El momento estelar de la velada llegaba después, con la entrega de los regalos, cuando sus súbditos, que no podían presentarse con una socorrida corbata ni plantear un amigo invisible, debían esmerarse para estar a la altura. Regalar no era solo cuestión de generosidad, sino una manera de renovar la lealtad personal al duque. Por ello, debían sorprenderlo con piezas raras y únicas, como el manuscrito romano de Terencio Varrón que le regaló Martin Gouge, probablemente el eclesiástico sentado a la mesa, o la piedra mágica que cambiaba de color al contacto con el veneno que le trajo un general desde Italia.
Que el acto de regalar, como vemos, estaba muy lejos de ser algo espontáneo y libre lo demuestra el hecho de que el noble tomaba buena nota de todo cuanto recibía con nombre y apellidos, llegando a acumular más de 350 objetos en sus banquetes de año nuevo. Este intercambio de presentes, a su vez, obligaba al duque a devolver el detalle y agradecer así la lealtad y servicios prestados. Sus cuentas demuestran que era generoso, pues llegó a regalar unos 280 objetos, además de importantes sumas de dinero. Su dadivosidad era bien conocida y bien entendida: sus regalos eran una potente herramienta política para asegurarse el apoyo en caso de conflictos. Eso explica que el anfitrión se endeudara contantemente con tal de estar a la altura en su cita anual con sus súbditos.
Podría parecer un aislado ejemplo de excentricidad, pero esta actitud aparentemente antiecónomica del duque de Berry y sus aliados no es, ni mucho menos, excepcional a lo largo de historia. El acto de regalar por encima de nuestras posibilidades hunde sus raíces en la Antigüedad, como demuestran las Saturnalia, fiestas de fin de año en las que los romanos intercambiaban regalos al grito de “¡Io saturnalia!” (¡felices saturnales!) y de las que dan testimonio poetas como Catulo o Marcial. Como afirma la catedrática de Filología Rosario Moreno Soldevila, este último llegó a escribir un libro entero, Apophoreta, dedicado a los regalos recibidos en esas fiestas, que iban desde objetos decorativos, mascotas, joyas u obras de arte hasta ingentes cantidades de comida. Por supuesto, al frente de esta orgía de regalos estaba el propio emperador, como demuestra la conocida afición de Augusto tanto por regalar objetos lujosos como por organizar rifas de poca monta como puro divertimento.

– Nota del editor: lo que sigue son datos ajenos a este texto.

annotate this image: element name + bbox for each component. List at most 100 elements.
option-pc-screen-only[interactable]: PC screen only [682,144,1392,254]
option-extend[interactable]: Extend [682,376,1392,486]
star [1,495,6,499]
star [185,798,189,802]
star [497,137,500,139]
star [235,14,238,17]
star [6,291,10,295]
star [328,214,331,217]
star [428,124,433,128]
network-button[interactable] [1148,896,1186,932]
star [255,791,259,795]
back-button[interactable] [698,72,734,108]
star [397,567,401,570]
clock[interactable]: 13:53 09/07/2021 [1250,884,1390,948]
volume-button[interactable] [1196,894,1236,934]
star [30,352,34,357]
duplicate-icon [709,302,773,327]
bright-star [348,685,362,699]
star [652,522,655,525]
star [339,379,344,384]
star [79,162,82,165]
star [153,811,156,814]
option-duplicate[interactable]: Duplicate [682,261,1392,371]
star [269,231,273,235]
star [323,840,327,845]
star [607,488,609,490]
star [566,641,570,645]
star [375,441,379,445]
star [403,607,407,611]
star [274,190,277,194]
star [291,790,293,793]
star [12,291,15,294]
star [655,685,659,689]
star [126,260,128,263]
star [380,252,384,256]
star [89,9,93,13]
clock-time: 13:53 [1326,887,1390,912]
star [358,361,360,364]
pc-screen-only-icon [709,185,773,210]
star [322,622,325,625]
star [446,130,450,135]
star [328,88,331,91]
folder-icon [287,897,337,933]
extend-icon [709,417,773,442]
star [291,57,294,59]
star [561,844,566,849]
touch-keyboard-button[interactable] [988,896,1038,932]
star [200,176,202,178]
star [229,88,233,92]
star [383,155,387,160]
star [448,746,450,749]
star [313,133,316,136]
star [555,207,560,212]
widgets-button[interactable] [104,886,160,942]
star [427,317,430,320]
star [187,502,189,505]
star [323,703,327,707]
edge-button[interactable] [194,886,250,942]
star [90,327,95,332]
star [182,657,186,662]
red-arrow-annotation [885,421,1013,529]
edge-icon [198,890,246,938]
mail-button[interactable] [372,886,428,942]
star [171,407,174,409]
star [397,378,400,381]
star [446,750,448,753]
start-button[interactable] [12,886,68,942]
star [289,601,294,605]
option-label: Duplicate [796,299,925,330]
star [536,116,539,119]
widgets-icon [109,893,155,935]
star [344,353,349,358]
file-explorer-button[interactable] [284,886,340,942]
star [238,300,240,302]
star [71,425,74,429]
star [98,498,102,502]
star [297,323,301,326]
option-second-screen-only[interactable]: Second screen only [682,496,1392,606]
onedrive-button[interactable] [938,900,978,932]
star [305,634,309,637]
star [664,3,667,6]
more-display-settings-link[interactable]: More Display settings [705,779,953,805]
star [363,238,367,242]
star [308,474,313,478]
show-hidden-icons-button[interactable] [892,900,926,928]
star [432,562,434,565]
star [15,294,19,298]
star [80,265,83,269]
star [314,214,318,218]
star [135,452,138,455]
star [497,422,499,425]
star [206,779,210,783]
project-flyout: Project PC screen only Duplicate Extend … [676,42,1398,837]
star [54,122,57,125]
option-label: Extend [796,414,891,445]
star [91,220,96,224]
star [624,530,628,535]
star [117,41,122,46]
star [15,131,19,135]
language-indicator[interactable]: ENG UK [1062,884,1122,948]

No resulta extraño que, desde entonces, encontremos esta ancestral idea del regalo como evento social propio del invierno en culturas de diversos lugares y tiempos, desde el potlatch (regalo) de las comunidades aborígenes de Norteamérica hasta su larga tradición en Occidente, donde a menudo se ha encarnado esta acción benefactora en personajes vinculados a la religión, como los Reyes Magos, o, sobre todo, a la tradición popular, como la Befana en Italia, el Olentzero en el País Vasco, L’Anguleru en Asturias o el Apalpador en Galicia. Detrás de todos ellos se encuentra un ritual que busca renovar alianzas y afectos. Porque, como nos recuerda el duque de Berry, detrás de su apariencia de superficialidad y derroche, los regalos cumplen un papel de cohesión y reconocimiento mutuo que justificará la temible cuesta de enero.